Registered name	Behavior
`lm`	LLM simulates a plausible result from the tool schema and call
`mcp`	Real execution via MCP tool server (SSE transport)
`rest`	Real HTTP call; path/query/body routing; auth and TLS
`multi`	Routes by namespace across multiple engine instances

`lm` engine

LMToolEngine simulates tool results using an LLM. It is the default engine for recipe development and for tool sets where real infrastructure is not available.

The engine builds a dynamic conversation where prior tool calls from session history serve as few-shot context. There are no hardcoded ICL examples.

[system]    static instruction: simulate a realistic, successful result conforming to output_parameters
[user]      tool spec + historical call 1      ─┐ repeated for each entry
[assistant] result of historical call 1        ─┘ in session history
...
[user]      tool spec + current call to simulate

If tool.output_parameters is present, the LLM is called with response_format: json_schema and the output is validated against the declared schema. If absent, the LLM is called with response_format: json_object and the raw parsed dict is returned.

Failed results (parse failure, schema violation) are still appended to session history on execute. The assistant must learn to handle tool errors, not just successes.

Error simulation: LMToolEngine supports probabilistic error injection to produce training data diversity. Error categories are declared at the engine level:

engines:
  lm_sim:
    type: lm
    lm_config:
      type: ollama
      model_id_or_path: granite3.3:8b
    error_categories:
      - type: network_error
        probability: 0.05
        message: "Connection timed out"
      - type: unparseable_result
        probability: 0.05
      - type: schema_violation
        probability: 0.05

Error type	Result
`network_error`	`ToolResult(error=message)` immediately; no LLM call
`unparseable_result`	`ToolResult(result="<garbled: ...>")` — malformed but non-empty
`schema_violation`	`ToolResult(error=message)` — treated as a generic error

All categories are sampled independently per call.
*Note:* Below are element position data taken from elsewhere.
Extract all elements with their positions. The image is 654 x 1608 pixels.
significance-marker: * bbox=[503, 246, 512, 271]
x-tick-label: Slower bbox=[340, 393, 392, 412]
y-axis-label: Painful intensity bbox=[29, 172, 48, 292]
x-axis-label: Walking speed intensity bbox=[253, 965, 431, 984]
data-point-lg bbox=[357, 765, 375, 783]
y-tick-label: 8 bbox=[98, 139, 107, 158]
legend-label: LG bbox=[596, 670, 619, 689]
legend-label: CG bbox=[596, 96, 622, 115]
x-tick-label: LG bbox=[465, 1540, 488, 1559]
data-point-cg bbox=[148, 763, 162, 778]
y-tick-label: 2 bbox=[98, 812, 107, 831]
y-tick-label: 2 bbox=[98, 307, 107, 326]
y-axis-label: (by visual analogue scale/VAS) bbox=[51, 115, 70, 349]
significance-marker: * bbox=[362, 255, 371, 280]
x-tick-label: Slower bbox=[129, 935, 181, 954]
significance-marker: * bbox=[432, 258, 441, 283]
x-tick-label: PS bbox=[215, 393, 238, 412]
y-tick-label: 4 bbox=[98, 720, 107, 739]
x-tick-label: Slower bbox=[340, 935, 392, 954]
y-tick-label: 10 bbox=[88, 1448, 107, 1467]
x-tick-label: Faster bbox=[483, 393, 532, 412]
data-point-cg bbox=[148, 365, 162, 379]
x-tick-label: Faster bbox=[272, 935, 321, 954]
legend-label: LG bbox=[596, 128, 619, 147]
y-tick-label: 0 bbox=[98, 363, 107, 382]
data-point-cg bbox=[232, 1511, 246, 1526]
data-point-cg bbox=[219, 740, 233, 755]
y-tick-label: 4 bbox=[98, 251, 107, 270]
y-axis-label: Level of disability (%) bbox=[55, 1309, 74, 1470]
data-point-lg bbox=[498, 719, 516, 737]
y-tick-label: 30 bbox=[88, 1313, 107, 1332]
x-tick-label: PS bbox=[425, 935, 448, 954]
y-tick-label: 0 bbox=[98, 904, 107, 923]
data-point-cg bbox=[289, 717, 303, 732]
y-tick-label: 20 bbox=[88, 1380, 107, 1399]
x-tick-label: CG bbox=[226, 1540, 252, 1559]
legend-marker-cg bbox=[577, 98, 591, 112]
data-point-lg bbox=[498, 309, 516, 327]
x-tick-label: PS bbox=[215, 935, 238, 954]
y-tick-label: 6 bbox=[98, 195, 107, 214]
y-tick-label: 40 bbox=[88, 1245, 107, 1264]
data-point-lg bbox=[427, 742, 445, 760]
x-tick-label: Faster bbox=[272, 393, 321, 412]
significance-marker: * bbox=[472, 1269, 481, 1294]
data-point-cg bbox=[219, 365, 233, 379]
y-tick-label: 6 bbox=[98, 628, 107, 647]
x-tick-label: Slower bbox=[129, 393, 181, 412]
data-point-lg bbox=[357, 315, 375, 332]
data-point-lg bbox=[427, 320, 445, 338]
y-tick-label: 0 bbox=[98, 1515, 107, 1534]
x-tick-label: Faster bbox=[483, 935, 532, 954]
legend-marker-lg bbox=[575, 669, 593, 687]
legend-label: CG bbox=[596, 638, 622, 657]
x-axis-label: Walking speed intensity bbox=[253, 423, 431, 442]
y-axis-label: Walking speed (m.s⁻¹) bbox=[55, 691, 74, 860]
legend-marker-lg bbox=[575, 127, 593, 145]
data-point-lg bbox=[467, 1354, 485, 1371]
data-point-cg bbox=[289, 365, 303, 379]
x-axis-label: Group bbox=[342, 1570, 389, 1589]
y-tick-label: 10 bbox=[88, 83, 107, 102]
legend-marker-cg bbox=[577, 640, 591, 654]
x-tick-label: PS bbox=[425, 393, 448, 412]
If multiple fire, one is chosen at random.

`multi` engine

MultiToolEngine holds a dict[namespace -> ToolEngine] and routes by parsing the namespace from ToolCall.name. Since names are always qualified with ::, routing splits on :: and dispatches to the corresponding engine. No conditional logic.

Per-namespace routing is configured by adding an engine: key to individual registry entries and defining matching engine names in tools.engines::

tools:
  registry:
    - type: file
      path: weather_tools.yaml
      namespace: weather_api
      engine: lm_sim          # simulated execution for file-loaded tools
    - type: mcp
      url: http://localhost:8080
      namespace: hr_api
      engine: mcp_live        # real MCP execution for live tools
  engines:
    lm_sim:
      type: lm
      lm_config: {type: ollama, model_id_or_path: granite3.3:8b}
    mcp_live:
      type: mcp
      url: http://localhost:8080

Concurrency note: conversations run concurrently inside the thread pool. For stateless backends (lm, read-only REST), this is safe. For stateful backends (REST APIs that write records, MCP servers with session state), concurrent calls from different conversations can produce race conditions. Recipe authors are responsible for handling this — use a stateless API, add conversation-scoped isolation at the API layer, or set max_concurrent_conversations: 1 on the databuilder.

Runtime usage

Once a Task is initialized, task.tool_engine is ready. The typical pattern in a generation stage:

session_id = str(uuid.uuid4())
task.tool_engine.setup(session_id)

try:
    results = task.tool_engine.execute(session_id, tool_calls)  # list[ToolResult]
finally:
    task.tool_engine.teardown(session_id)

teardown is safe to call on an already-removed session, so the finally block is always safe to include.